●海は語らない、海中ロボットを語る
九州工業大学の浦です。私は、今日から「深海に切りこむ自律型海中ロボット」という題でお話をしたいと思います。
今日はその第1回で、「海を語ることは愚かである」というテーマでお話をします。
「海を知る者は賢い。しかし、海を語ることは愚かである」
海は自然そのものですから、いろいろなことがある。それを知るのはとても大切なことですよ、というのが前半です。後半はどんな意味なのかというと、未知である海には、知らないことが山のようにあり、訪れるたびに、驚きや喜びがある。自分が知っているだけのことで、偉そうに海を語るのは、ちょっと違うのではなかろうか。海というのは、そう簡単にあなたが知り得るようなものではない。
私は、この言葉がとても好きです。なぜならば、自分が海に行くときにも、いつも知らないことが起こり、新しい発見、新しい喜びや驚きがあります。ですから、「海は語らない」ということにしたい。それから、私が海を知ろうとする努力は、賢い人間になるための道ではないかと思うのです。
今回の講義では、私は海は語らないのですが、海中ロボットを語ります。
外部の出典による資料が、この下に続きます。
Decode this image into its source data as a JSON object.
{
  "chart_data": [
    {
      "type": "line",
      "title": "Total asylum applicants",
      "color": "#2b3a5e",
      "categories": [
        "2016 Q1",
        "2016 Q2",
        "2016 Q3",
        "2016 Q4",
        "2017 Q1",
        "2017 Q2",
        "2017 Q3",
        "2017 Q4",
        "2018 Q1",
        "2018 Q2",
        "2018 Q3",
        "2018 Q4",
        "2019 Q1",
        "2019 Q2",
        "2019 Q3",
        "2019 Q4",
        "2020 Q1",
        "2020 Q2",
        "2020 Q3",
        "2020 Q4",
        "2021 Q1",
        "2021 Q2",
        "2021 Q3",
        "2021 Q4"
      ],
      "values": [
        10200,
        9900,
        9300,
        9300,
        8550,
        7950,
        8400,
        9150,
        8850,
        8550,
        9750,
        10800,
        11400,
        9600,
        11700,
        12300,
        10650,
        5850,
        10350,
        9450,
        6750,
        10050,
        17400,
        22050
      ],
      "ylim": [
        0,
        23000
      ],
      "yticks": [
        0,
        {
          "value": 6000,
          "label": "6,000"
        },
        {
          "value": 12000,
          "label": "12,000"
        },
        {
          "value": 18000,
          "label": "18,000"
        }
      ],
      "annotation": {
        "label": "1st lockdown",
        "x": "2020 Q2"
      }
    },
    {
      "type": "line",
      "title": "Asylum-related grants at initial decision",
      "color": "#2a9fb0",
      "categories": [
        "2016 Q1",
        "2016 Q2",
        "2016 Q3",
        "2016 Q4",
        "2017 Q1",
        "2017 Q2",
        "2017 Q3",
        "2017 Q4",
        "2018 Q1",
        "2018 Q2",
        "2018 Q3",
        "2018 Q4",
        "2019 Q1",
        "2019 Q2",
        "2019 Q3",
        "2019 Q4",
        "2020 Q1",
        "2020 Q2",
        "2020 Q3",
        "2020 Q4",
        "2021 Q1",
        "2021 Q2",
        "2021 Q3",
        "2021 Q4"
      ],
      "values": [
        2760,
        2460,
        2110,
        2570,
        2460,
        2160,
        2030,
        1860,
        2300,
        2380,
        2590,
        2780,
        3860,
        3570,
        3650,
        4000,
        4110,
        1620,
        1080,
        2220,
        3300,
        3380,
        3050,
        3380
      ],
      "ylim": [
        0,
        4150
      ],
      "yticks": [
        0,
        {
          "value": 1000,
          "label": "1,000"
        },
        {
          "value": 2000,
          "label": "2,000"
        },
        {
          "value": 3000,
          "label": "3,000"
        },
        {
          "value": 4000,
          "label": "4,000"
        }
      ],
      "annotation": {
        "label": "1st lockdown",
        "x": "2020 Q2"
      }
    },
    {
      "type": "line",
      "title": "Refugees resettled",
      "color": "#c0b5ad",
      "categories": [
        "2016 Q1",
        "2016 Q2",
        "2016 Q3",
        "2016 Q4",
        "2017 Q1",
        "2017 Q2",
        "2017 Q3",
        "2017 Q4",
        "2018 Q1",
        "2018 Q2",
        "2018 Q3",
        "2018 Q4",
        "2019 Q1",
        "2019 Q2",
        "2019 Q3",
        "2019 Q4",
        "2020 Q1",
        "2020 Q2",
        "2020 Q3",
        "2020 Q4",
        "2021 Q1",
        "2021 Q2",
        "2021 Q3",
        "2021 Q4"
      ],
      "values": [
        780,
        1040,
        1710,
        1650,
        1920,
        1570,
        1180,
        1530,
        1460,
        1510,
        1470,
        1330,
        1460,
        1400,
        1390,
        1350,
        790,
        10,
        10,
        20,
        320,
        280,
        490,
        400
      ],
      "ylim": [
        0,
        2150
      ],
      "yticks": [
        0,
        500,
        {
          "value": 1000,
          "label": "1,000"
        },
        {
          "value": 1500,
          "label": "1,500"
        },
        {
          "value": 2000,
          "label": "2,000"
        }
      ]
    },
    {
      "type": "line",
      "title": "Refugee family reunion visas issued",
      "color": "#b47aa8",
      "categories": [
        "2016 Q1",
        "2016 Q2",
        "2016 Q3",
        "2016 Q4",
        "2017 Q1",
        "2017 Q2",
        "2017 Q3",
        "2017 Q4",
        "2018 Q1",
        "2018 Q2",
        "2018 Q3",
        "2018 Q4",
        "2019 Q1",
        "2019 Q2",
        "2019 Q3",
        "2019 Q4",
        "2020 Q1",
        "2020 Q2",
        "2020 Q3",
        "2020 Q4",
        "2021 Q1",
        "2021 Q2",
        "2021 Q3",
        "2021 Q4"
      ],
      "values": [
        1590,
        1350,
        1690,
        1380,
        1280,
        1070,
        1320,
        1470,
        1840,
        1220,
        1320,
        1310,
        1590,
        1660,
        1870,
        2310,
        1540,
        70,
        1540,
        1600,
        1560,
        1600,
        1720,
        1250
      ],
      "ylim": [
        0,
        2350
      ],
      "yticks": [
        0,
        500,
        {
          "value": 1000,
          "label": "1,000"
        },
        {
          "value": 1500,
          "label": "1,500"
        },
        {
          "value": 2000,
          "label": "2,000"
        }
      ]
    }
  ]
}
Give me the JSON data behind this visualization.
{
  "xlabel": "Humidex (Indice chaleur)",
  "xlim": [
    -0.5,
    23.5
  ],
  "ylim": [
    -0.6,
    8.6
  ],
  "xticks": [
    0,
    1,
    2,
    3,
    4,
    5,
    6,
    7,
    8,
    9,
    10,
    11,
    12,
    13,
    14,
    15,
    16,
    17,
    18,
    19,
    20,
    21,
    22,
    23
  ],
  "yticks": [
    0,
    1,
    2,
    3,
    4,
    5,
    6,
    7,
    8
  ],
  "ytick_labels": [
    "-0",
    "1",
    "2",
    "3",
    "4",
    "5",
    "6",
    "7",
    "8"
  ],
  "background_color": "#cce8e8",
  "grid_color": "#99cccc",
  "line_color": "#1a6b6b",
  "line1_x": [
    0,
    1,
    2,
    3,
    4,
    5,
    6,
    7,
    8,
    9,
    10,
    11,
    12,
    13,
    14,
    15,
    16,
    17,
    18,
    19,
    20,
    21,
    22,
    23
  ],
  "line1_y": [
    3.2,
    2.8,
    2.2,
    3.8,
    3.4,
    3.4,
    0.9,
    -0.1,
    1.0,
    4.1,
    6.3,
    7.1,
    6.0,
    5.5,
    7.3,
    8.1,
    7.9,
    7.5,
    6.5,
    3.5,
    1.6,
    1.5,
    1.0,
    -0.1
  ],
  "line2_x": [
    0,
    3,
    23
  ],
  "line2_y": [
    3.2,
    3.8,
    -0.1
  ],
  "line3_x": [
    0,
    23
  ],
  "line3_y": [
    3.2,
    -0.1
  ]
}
これが非常に重要なポイントです。
●これまでの活動や所属について
次に、私は何をしているかをお話しします。
私の専門領域は、数年前まで「海中ロボット学」に特化していましたが、現在は「フィールドロボティクス」であると標榜しています。海から陸、空、山、農地などで働くロボットをつくっていきたいと考えています。それが研究の専門です。
3年前に東大を辞め、北九州にある九州工業大学の「社会ロボット具現化センター」でセンター長を務めています。また、海上技術安全研究所(旧・船舶技術研究所)は海に関係しているために昔から付き合いがあり、現在もフェローをして、東京の拠点にしています。横浜国立大学の客員教授もしています。横浜市や神奈川県、横浜国大のために知恵を出していく立場です。
また、重要な仕事として、内閣の「総合海洋政策本部」があります。本部長は内閣総理大臣で、参与会議を招集して、いろいろ意見を聞くことになっています。その参与を務めています。これは2007年に制定された「海洋基本法」に基づく役職で、すでに3回にわたってメンバー交替をしています。私は第1期から第3期まで連続で参与を務めています。海洋基本法の下に、2008年に海洋基本計画ができ、2013年には第2次計画が作られました。それらにもタッチしています。
それから、総合科学技術会議が創設した「戦略的イノベーション創造プログラム(SIP)」の中に、10個の大きなテーマが挙がっています。その中の一つに「海のジパング計画」があり、サブプログラムディレクターを務めています。こちらは第3回でお話をしようと思っています。
その他、IEEEのフェローになっており、日本船舶海洋工学会の名誉会員でもあります。学会活動はそういうところです。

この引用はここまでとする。